Vu la procédure suivante :
Procédure contentieuse antérieure :
M. A... B... a demandé au tribunal administratif de Toulouse d'annuler l'arrêté du 19 juin 2023 par lequel le préfet de la Haute-Garonne a refusé de lui délivrer un titre de séjour, lui a fait obligation de quitter le territoire français dans le délai de trente jours et a fixé le pays de destination.
Par deux demandes distinctes, Mme D... B... et Mme C... B... ont demandé au même tribunal d'annuler les arrêtés du 19 juin 2023 par lesquels le préfet de la Haute-Garonne leur a fait obligation de quitter le territoire français dans le délai de trente jours et a fixé le pays de destination.

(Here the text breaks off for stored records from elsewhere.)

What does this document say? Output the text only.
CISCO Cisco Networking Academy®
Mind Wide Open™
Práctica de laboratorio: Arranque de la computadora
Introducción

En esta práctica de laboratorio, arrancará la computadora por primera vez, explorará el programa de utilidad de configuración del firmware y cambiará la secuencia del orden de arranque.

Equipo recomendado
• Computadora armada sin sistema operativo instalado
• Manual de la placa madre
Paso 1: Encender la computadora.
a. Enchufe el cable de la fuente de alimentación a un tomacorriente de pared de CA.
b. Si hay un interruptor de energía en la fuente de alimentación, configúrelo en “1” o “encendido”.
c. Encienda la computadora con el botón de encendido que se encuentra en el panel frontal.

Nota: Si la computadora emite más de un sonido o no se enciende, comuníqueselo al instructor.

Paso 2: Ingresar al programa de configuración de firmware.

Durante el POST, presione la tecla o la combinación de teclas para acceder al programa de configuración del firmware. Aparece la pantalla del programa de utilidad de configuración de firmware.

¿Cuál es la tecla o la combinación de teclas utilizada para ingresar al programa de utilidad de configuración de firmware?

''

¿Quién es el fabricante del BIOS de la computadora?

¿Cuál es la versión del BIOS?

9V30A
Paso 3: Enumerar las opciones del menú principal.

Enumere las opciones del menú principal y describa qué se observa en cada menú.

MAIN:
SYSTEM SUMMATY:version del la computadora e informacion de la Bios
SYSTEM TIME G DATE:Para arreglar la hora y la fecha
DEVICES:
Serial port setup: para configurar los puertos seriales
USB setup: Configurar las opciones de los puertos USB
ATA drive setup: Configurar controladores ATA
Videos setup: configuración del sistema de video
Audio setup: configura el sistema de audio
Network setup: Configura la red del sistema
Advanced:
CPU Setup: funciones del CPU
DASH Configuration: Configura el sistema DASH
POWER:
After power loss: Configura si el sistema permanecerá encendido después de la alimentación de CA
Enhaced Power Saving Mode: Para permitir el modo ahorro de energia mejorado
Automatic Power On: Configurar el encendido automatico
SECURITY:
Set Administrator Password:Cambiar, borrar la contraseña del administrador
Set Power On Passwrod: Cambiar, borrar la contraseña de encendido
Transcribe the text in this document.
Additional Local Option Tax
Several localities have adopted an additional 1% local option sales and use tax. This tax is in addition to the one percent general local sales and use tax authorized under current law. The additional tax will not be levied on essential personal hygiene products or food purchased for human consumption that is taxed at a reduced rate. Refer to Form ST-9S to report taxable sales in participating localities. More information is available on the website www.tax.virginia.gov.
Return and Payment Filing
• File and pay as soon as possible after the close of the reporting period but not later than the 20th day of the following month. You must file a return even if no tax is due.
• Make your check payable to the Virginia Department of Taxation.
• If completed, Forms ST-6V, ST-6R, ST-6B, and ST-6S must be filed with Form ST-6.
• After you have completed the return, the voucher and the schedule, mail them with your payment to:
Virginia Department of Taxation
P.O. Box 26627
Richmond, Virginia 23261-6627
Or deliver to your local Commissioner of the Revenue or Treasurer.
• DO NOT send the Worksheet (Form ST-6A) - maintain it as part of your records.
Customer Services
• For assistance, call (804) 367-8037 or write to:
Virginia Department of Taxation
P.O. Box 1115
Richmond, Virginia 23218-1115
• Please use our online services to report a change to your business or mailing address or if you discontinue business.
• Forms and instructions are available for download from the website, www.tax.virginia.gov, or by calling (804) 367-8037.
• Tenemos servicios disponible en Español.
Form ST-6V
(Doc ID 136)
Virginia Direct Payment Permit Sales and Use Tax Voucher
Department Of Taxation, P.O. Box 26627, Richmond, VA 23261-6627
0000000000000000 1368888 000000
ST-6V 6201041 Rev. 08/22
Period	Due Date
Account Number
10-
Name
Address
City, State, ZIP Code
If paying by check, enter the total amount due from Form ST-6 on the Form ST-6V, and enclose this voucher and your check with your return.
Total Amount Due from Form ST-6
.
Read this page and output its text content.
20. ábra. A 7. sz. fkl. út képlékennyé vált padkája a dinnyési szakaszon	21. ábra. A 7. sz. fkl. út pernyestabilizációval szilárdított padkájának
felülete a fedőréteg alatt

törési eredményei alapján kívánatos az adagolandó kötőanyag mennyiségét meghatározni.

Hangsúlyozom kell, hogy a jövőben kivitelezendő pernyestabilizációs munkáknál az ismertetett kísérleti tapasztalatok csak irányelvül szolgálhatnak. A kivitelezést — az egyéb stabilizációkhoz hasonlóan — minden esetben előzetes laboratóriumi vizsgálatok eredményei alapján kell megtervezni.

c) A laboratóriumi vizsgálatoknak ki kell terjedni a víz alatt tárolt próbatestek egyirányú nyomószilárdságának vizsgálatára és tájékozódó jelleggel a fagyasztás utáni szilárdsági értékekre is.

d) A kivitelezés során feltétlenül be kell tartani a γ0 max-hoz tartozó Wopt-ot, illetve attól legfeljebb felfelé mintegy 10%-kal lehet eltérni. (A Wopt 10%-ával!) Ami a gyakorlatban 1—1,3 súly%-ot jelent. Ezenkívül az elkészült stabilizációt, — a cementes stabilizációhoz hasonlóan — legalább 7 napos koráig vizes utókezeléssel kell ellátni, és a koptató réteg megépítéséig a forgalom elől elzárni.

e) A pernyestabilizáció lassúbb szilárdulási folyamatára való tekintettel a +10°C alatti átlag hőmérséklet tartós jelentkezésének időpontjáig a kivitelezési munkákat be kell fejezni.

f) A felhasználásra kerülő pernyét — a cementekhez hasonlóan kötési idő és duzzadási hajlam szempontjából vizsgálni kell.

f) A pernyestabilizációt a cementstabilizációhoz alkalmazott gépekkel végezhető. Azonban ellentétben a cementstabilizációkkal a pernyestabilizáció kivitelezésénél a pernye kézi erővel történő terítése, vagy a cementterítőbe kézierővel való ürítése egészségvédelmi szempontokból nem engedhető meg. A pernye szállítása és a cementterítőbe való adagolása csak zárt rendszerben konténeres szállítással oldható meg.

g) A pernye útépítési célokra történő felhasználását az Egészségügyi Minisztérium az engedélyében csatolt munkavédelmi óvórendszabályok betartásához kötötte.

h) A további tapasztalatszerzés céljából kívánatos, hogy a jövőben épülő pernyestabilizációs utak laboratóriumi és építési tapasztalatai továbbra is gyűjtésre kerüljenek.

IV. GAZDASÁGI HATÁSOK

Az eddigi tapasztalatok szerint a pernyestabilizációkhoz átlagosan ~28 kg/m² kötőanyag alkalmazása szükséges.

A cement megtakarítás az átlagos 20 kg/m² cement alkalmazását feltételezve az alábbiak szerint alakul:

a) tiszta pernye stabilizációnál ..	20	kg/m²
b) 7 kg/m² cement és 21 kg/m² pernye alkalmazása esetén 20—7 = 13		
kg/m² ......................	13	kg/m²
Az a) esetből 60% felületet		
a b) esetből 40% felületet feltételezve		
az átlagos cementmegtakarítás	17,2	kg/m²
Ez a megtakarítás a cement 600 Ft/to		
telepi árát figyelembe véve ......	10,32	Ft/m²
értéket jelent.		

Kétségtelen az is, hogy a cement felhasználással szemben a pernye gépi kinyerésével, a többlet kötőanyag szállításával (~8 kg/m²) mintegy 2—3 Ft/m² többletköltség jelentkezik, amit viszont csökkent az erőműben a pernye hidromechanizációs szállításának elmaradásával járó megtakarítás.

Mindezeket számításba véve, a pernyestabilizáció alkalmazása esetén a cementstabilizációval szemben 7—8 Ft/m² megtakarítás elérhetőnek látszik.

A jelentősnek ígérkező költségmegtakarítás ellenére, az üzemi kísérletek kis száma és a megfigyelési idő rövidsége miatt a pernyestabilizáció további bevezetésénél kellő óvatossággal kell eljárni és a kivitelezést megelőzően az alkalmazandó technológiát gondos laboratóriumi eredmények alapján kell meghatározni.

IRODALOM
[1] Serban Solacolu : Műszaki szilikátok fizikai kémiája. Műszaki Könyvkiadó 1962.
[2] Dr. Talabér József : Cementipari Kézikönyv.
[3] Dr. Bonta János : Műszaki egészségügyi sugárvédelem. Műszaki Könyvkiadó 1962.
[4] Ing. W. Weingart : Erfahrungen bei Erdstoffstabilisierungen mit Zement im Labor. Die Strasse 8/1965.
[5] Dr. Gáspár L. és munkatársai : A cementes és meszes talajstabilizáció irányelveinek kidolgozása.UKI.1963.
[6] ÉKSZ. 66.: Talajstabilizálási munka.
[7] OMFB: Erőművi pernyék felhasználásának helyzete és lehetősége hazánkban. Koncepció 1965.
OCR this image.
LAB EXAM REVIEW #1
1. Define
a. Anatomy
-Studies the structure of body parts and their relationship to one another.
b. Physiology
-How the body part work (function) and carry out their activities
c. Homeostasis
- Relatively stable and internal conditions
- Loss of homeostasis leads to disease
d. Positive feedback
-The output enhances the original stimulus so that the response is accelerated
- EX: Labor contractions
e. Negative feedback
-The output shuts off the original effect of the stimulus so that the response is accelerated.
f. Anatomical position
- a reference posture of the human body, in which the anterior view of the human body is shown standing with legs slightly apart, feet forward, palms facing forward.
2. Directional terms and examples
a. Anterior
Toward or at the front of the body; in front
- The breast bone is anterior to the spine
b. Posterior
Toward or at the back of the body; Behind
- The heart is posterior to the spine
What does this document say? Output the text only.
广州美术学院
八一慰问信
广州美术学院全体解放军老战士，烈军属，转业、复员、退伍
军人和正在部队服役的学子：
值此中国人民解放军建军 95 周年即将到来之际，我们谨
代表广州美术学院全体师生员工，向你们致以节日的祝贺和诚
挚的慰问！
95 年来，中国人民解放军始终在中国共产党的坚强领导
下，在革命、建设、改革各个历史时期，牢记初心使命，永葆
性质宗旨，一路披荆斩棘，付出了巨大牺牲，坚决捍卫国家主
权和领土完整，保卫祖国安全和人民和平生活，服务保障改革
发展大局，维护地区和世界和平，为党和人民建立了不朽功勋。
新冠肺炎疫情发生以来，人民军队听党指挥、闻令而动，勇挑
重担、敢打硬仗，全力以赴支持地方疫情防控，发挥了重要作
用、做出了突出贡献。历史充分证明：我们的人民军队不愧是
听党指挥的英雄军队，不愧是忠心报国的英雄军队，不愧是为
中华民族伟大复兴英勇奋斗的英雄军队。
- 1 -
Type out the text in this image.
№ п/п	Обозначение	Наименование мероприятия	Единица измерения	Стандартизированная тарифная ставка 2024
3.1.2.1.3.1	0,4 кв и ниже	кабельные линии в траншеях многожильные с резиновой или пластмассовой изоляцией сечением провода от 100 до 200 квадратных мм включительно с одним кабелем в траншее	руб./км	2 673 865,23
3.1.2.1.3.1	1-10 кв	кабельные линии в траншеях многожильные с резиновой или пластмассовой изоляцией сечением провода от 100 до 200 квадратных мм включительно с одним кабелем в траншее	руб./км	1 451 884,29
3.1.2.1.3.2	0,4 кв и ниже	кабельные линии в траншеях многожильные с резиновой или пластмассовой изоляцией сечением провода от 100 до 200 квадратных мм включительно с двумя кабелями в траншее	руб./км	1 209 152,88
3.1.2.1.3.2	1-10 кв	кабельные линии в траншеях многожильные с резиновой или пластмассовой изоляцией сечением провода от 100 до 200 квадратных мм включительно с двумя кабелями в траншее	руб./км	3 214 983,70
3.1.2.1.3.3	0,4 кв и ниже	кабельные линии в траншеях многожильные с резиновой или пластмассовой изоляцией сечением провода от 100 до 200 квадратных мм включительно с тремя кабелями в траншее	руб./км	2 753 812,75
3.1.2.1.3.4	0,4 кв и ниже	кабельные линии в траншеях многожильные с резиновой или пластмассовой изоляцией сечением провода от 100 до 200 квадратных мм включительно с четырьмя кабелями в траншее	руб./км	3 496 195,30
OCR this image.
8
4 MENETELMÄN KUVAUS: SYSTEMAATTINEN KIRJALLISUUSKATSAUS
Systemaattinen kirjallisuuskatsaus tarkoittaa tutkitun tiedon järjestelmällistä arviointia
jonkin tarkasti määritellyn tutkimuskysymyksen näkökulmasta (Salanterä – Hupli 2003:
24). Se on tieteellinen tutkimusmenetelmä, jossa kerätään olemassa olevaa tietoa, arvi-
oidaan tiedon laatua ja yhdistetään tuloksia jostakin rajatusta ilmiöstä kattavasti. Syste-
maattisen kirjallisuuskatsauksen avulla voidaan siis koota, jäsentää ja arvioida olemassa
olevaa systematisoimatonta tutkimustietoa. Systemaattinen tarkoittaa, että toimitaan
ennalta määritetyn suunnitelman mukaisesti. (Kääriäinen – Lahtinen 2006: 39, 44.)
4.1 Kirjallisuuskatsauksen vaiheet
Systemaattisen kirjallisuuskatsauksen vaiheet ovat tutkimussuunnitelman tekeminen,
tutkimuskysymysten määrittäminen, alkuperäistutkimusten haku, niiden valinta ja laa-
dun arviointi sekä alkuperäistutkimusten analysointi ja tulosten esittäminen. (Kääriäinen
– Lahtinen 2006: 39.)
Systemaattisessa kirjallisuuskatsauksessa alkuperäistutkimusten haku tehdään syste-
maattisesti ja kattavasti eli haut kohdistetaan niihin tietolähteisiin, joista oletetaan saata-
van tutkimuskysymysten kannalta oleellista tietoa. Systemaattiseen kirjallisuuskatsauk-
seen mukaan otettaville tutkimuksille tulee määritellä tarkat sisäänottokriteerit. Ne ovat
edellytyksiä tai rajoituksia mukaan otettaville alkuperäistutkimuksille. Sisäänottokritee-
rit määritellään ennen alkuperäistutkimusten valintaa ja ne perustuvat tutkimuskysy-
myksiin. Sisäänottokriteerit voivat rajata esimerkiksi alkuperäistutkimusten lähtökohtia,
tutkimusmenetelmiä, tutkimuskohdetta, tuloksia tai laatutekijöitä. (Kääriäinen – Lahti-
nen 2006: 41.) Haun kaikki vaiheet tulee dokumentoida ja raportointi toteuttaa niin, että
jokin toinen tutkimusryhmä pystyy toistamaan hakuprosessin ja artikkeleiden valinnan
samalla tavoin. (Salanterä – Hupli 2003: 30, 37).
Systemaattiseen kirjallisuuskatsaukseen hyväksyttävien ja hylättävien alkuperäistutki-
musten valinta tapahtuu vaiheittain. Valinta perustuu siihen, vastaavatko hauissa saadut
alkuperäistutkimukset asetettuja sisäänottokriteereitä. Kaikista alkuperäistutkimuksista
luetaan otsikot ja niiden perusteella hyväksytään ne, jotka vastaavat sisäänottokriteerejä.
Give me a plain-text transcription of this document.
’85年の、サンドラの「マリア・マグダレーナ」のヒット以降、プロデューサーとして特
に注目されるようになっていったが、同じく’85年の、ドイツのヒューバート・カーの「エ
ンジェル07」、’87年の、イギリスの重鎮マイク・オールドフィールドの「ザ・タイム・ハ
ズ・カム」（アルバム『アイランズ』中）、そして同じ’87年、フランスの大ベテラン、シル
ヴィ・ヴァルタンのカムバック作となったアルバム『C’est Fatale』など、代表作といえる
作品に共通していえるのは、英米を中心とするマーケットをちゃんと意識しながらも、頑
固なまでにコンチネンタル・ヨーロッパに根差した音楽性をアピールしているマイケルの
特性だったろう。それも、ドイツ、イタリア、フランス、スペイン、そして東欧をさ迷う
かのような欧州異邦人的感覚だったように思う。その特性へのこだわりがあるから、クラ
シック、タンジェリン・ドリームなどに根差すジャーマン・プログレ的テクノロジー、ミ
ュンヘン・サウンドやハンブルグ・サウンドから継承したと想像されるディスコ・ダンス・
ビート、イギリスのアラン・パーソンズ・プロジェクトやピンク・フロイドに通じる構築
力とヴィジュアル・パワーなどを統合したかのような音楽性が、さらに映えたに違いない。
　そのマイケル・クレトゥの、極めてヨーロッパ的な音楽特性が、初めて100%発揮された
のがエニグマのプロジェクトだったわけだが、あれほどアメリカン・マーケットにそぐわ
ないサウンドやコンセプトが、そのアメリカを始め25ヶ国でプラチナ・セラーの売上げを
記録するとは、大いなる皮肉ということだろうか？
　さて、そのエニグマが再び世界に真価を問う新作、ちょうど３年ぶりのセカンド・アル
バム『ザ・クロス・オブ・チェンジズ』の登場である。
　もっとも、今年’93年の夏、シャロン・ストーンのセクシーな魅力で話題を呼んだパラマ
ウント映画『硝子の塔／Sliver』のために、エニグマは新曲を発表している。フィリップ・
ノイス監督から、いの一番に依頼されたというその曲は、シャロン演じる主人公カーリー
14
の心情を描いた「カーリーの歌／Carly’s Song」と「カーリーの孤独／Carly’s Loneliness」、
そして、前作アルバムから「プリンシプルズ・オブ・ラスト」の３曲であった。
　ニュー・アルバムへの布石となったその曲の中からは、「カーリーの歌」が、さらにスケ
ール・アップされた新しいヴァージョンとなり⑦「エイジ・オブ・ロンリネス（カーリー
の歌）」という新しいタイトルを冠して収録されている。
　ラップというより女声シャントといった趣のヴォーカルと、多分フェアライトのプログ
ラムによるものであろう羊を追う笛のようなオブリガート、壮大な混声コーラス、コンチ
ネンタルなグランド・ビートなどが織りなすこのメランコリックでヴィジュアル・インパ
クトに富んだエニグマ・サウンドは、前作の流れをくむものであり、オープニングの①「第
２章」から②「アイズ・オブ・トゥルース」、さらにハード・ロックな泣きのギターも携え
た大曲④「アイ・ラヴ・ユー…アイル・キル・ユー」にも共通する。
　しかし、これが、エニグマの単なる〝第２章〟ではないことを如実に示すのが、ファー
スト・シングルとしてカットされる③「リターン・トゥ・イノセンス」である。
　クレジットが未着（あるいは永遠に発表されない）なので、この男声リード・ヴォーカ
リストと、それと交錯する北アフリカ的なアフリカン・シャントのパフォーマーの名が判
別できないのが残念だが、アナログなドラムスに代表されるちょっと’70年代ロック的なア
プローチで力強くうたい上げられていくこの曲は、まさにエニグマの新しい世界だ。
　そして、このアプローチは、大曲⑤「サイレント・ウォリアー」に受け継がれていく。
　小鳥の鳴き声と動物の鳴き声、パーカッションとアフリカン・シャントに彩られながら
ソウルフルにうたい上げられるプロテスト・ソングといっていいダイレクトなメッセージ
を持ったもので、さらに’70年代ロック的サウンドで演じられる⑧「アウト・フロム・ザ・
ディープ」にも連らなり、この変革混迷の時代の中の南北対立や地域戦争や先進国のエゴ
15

Par un jugement nos 2304098, 2304099 et 2304100 du 26 septembre 2023, le magistrat désigné par la présidente du tribunal administratif de Toulouse a, par son article 2, annulé les arrêtés préfectoraux du 19 juin 2023.
Par une ordonnance en rectification d'erreur matérielle du 2 octobre 2023, la présidente du tribunal administratif de Toulouse a, en application de l'article R. 741-11 du code de justice administrative, modifié le dispositif du jugement susvisé en y insérant un article 3 enjoignant au préfet de la Haute-Garonne, dans le délai d'un mois, de délivrer un titre de séjour à M. B... et de réexaminer la situation de Mmes B....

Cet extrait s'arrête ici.